💻 Week 04 Lab

Building APIs with FastAPI and Pydantic

nuvolos

fastapi

pydantic

api-development

Build a working API using the Waitrose data from lecture.

Author

Dr Jon Cardoso-Silva

Published

10 May 2026

Modified

10 May 2026

🥅 Learning Goals

By the end of this lab, you should be able to: i) Create Pydantic models with validation constraints, ii) Build FastAPI endpoints that serve structured data, iii) Filter API responses using query parameters, iv) Document your API effectively using FastAPI’s built-in tools.

This lab builds on the 🖥️ Week 04 Lecture where you explored how to validate products between Waitrose and OpenFoodFacts. Now you’ll build an API that serves the Waitrose data using FastAPI and Pydantic.

📋 Preparation

If you are on Nuvolos, you should have access to the following files in your week04/ folder:
- waitrose.jsonl (scraped Waitrose products)
- off_sample_responses.json (OpenFoodFacts responses)
  
  If you are not coding on Nuvolos, you can download the files from the 🖥️ Week 04 Lecture page.
If you are on Nuvolos, open the regular VS Code application (not the Chromium + Selenium version). The Selenium app is slower and you don’t need a browser for today’s work.
Create a new folder called week04/ for today’s work (not in your Problem Set 1 repository)

Update Your Environment

You need to add FastAPI and its dependencies to your food conda environment. Open the environment.yml file in your week04/ folder (or your project root) and add the following under dependencies:

  # --- API development ---
  - fastapi
  - uvicorn
  - pydantic

Then update the environment:

conda env update -f environment.yml --prune
conda activate food

Click HERE to see a full environment.yml file

The following environment.yml file has been tested on Nuvolos and on Windows.

name: food
channels:
  - conda-forge
  - defaults
dependencies:
  # Core
  - python>=3.12,<3.13
  - ipykernel>=7.0,<8.0
  - ipython>=8.20,<10.0
  - ipywidgets>=8.0,<9.0
  - tqdm>=4.66,<5.0
  - pip>=23.0
  
  # Data collection (Part A: Scraper)
  - requests>=2.32,<3.0
  - scrapy>=2.11,<2.15
  - selenium>=4.20,<5.0
  - pip:
    - webdriver-manager
  
  # Data manipulation (Both)
  - numpy>=2.0,<3.0
  - pandas>=2.2,<3.0
  
  # API development (Part B: API)
  - fastapi>=0.110,<1.0
  - pydantic>=2.8,<3.0
  - uvicorn>=0.30,<1.0
  - httpx>=0.27,<1.0
  
  # Testing (Both)
  - pytest>=8.0,<9.0

🛣️ Lab Roadmap

How the W04 lab will be structured
Part	Activity Type	Focus	Time	Outcome
Intro	👤 Teaching Moment	Schema concept recap	10 min	Understand how schemas connect lecture to lab
Section 1	👤 Teaching (10 min) ⏸️ Action Points (15 min)	From Data to Schema	25 min	Working Pydantic model with validation
Section 2	👤 Teaching Moment	Your First Endpoint	10 min	Running FastAPI app with barcode lookup
Section 3	⏸️ Action Points	Expanding the API	30 min	Multiple endpoints with filtering and documentation
Section 4	👤 Teaching Moment	Connecting to Problem Set 1	10 min	Understand how to apply these patterns to Part B
Bonus	⏸️ Self-paced	Testing with pytest (optional)	Remaining time	Automated tests for your API

👉 NOTE: Whenever you see a 👤 TEACHING MOMENT, this means your class teacher deserves your full attention!
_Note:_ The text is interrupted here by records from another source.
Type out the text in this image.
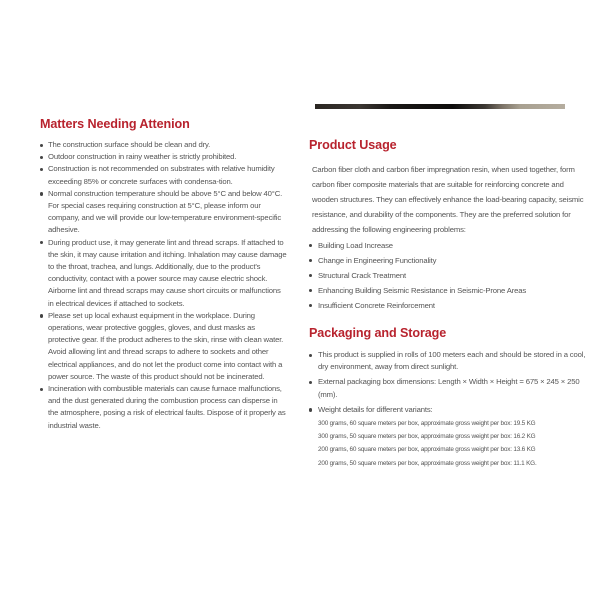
Matters Needing Attenion
The construction surface should be clean and dry.
Outdoor construction in rainy weather is strictly prohibited.
Construction is not recommended on substrates with relative humidity exceeding 85% or concrete surfaces with condensa-tion.
Normal construction temperature should be above 5°C and below 40°C. For special cases requiring construction at 5°C, please inform our company, and we will provide our low-temperature environment-specific adhesive.
During product use, it may generate lint and thread scraps. If attached to the skin, it may cause irritation and itching. Inhalation may cause damage to the throat, trachea, and lungs. Additionally, due to the product's conductivity, contact with a power source may cause electric shock. Airborne lint and thread scraps may cause short circuits or malfunctions in electrical devices if attached to sockets.
Please set up local exhaust equipment in the workplace. During operations, wear protective goggles, gloves, and dust masks as protective gear. If the product adheres to the skin, rinse with clean water. Avoid allowing lint and thread scraps to adhere to sockets and other electrical appliances, and do not let the product come into contact with a power source. The waste of this product should not be incinerated.
Incineration with combustible materials can cause furnace malfunctions, and the dust generated during the combustion process can disperse in the atmosphere, posing a risk of electrical faults. Dispose of it properly as industrial waste.
Product Usage

Carbon fiber cloth and carbon fiber impregnation resin, when used together, form carbon fiber composite materials that are suitable for reinforcing concrete and wooden structures. They can effectively enhance the load-bearing capacity, seismic resistance, and durability of the components. They are the preferred solution for addressing the following engineering problems:

Building Load Increase
Change in Engineering Functionality
Structural Crack Treatment
Enhancing Building Seismic Resistance in Seismic-Prone Areas
Insufficient Concrete Reinforcement
Packaging and Storage
This product is supplied in rolls of 100 meters each and should be stored in a cool, dry environment, away from direct sunlight.
External packaging box dimensions: Length × Width × Height = 675 × 245 × 250 (mm).
Weight details for different variants:
300 grams, 60 square meters per box, approximate gross weight per box: 19.5 KG
300 grams, 50 square meters per box, approximate gross weight per box: 16.2 KG
200 grams, 60 square meters per box, approximate gross weight per box: 13.6 KG
200 grams, 50 square meters per box, approximate gross weight per box: 11.1 KG.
Introduction: Schema Concept Recap (10 mins)

This section is a TEACHING MOMENT

Your class teacher will review the schema concept from Monday’s lecture and explain how it connects to today’s work.
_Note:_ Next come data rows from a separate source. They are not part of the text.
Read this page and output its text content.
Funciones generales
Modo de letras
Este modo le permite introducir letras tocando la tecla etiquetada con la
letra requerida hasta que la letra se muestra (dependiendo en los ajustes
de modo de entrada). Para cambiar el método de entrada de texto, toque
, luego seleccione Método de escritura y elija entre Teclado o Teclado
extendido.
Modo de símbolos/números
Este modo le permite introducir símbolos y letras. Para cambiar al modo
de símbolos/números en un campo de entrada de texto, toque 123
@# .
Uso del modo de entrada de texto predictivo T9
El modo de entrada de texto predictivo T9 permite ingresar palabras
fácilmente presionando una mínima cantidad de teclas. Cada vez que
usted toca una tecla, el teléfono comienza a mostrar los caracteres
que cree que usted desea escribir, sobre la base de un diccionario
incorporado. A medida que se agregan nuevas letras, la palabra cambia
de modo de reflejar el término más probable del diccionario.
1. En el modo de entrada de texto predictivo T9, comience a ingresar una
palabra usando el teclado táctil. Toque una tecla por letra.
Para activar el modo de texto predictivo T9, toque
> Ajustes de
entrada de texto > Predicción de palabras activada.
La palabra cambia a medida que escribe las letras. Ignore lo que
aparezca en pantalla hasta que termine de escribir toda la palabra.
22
In Monday’s lecture, you saw the schema concept appear in three contexts:

OpenFoodFacts API docs describe the structure of product data (50+ fields returned per product)
Scrapy’s items.py defines the structure of your scraped data as a key-value pair, like a dictionary but one where the keys are pre-determined and can’t be changed without throwing an error. Read more about Scrapy’s items.py here.
Pydantic models define the structure of data your API serves (with type validation). Read more about Pydantic models here.

Today you’ll work with the Waitrose data from lecture and build an API that serves it. The waitrose.jsonl file contains products with fields like name, category, barcode, url, and food_type.

Your task: create a Pydantic model that matches this structure, then build FastAPI endpoints that serve the data.

⚠️ NOTE: Even though you already have a pairing with your partner for your ✍️ Problem Set 1, do not work on your partner’s repository during this lab. Otherwise, things will get confusing.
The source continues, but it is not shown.